Film Tár juga memperlihatkan kita permainan politik dan kekuasaan di dalam sebuah organisasi orkestra. Bagaimana strategi-stragegi dan penyampaian maksud dengan bahasa yang sopan serta diplomatis. Melalui film ini kita dipaparkan dengan pudarnya kesenimanan dan kekaryaan seorang konduktor dan komponis. Melalui film ini kita menjelajahi sisi kewirausahaan, politik dan kritik-kritik terhadap elemen-elemen tersebut. Gustav Mahler dan Edward Elgar hanya sebuah emblem. Ini adalah cerminan industri musik klasik Barat saat ini. Karya film ini tidak bisa sepenuhnya dipahami dalam sekali tontonan. Dalam konteks masyarakat di Indonesia, film ini mungkin akan menggaung kepada mereka yang cukup berpengetahuan tentang garis waktu musik klasik Barat.
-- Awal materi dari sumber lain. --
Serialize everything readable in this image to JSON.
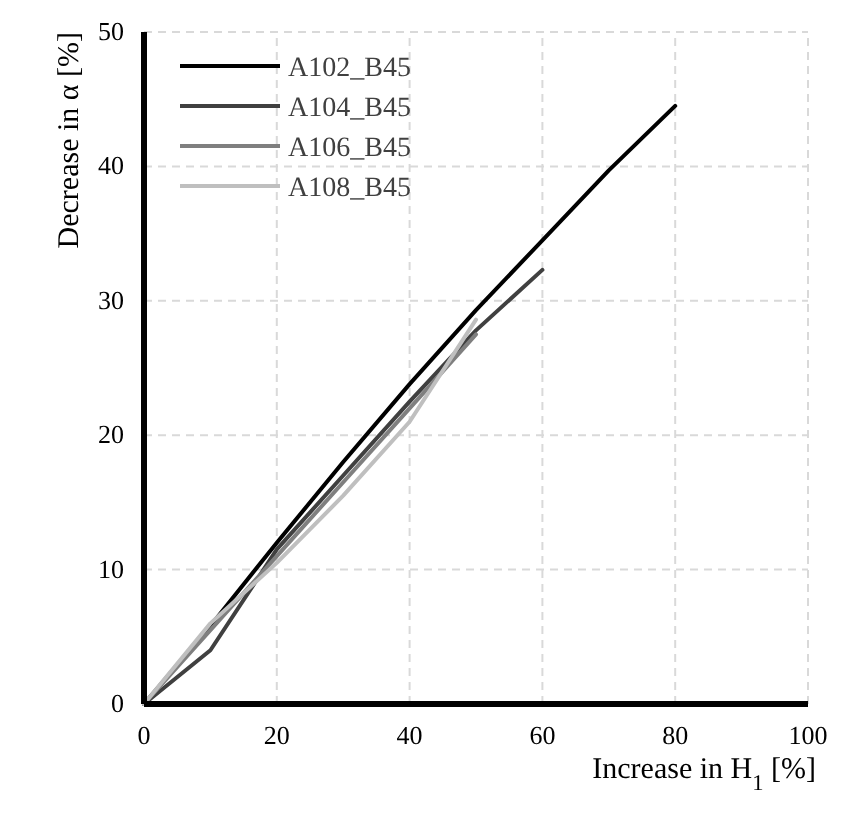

Namun film ini sangat menarik untuk dijadikan pedoman pertama akan pola kehidupan pekerja musik seni di kasta tertinggi Eropa dan Amerika. Jangan terkejut jika tidak sedikit yang ketergantungan akan obat-obatan anti-depresi, ADHD dan bahkan obat-obatan terlarang. Tingginya demand dari pasar bisa membuat seseorang yang murni berkesenian menjadi topeng kaleng merk perusahaan yang kosong jiwanya. Beginilah realita.
Bagi yang belum menonton, selamat menonton. Bagi yang sudah menonton, selamat menonton kembali.